Cuando todo se define por un precio, se crea una jerarquía, y las cosas a las que parece difícil atribuir un precio terminan en la parte inferior de la jerarquía: esto no significa que esas cosas no tengan realmente valor, sino que en el debate económico-político se tratan como si no lo tuvieran. «Cuando algo no tiene precio, su precio se convierte en cero». Para el capitalismo, lo que no tiene precio no tiene valor. Y lo que no tiene valor se considera un gasto.

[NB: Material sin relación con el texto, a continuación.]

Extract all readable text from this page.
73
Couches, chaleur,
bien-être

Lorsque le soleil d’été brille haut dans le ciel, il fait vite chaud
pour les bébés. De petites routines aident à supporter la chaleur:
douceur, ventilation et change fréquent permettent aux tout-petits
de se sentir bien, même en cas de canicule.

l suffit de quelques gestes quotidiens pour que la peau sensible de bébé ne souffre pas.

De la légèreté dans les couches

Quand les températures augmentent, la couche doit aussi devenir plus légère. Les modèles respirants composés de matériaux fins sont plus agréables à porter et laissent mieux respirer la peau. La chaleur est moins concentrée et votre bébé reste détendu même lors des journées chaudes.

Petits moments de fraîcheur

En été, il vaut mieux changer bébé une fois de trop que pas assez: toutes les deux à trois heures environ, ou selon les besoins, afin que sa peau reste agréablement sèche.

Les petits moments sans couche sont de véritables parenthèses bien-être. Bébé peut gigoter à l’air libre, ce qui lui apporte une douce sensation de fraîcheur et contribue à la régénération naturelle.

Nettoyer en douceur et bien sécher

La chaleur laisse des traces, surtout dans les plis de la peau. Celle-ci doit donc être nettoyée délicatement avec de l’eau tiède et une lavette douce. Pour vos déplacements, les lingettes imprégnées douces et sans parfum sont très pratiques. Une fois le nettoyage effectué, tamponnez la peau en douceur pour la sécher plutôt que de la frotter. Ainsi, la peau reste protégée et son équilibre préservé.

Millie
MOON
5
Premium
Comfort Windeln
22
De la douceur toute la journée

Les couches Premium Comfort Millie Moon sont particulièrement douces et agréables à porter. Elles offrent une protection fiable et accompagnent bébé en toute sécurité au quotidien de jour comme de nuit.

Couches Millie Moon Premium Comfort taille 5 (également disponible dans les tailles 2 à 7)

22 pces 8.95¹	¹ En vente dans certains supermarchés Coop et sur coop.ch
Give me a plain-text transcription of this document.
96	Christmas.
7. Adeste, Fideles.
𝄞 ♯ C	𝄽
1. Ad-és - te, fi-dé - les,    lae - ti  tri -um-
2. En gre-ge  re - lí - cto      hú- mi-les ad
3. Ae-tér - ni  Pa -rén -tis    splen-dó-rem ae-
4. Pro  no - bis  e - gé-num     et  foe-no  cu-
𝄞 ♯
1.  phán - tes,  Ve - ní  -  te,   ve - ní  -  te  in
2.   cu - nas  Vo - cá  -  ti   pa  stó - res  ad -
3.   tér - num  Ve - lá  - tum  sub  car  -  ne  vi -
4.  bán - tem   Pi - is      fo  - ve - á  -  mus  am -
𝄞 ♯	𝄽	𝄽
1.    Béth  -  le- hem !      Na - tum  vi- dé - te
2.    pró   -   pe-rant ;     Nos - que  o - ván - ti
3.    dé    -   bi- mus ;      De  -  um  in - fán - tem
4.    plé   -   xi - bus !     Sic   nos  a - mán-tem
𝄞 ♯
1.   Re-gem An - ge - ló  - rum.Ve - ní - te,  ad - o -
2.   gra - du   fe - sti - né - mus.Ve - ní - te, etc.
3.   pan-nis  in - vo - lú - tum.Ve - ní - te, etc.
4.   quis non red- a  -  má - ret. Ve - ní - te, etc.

La economista Clara Mattei, profesora de la New School for Social Research de Nueva York y nieta de la partisana y constituyente Teresa Mattei, destaca en su libro L’economia è politica (Ediciones Fuoriscena, 2023) que se nos ha hecho creer que la economía es una ciencia exacta y que el capitalismo es la única forma posible de vivir. En realidad, el capitalismo es una elección política, y el capital como mercancía, como dinero para invertir, como riqueza expresada en PIB, existe gracias a relaciones sociales específicas y, en particular, gracias al hecho de que la mayoría de la población mundial no tiene otra alternativa que vender su capacidad de trabajar por un salario bajo y ser remunerada por debajo del valor que produce. Este es el «orden del capital», del que nunca hablamos, pero que es la base de nuestra sociedad.
¿Cuántas veces escuchamos decir o decimos nosotros mismos que tener un trabajo, sea cual sea, por horrible que sea, es una suerte por la que hay que estar agradecidos? Pues bien, estamos agradecidos por habernos sometido a los engranajes de un sistema que, gracias a nuestra fuerza de trabajo, solo enriquecerá a un pequeño porcentaje de ricos: es el miedo a perder el trabajo lo que nos hace aceptar condiciones laborales cada vez peores. El problema es que si las personas se dieran realmente cuenta de que están sometidas a un sistema injusto basado en la dominación de clase y dejaran de aceptar la condición de asalariados de bajo costo, se derrumbaría la base misma del sistema económico en el que vivimos: el capitalismo es, de hecho, incompatible con la democracia, al igual que es incompatible con la sostenibilidad de la vida.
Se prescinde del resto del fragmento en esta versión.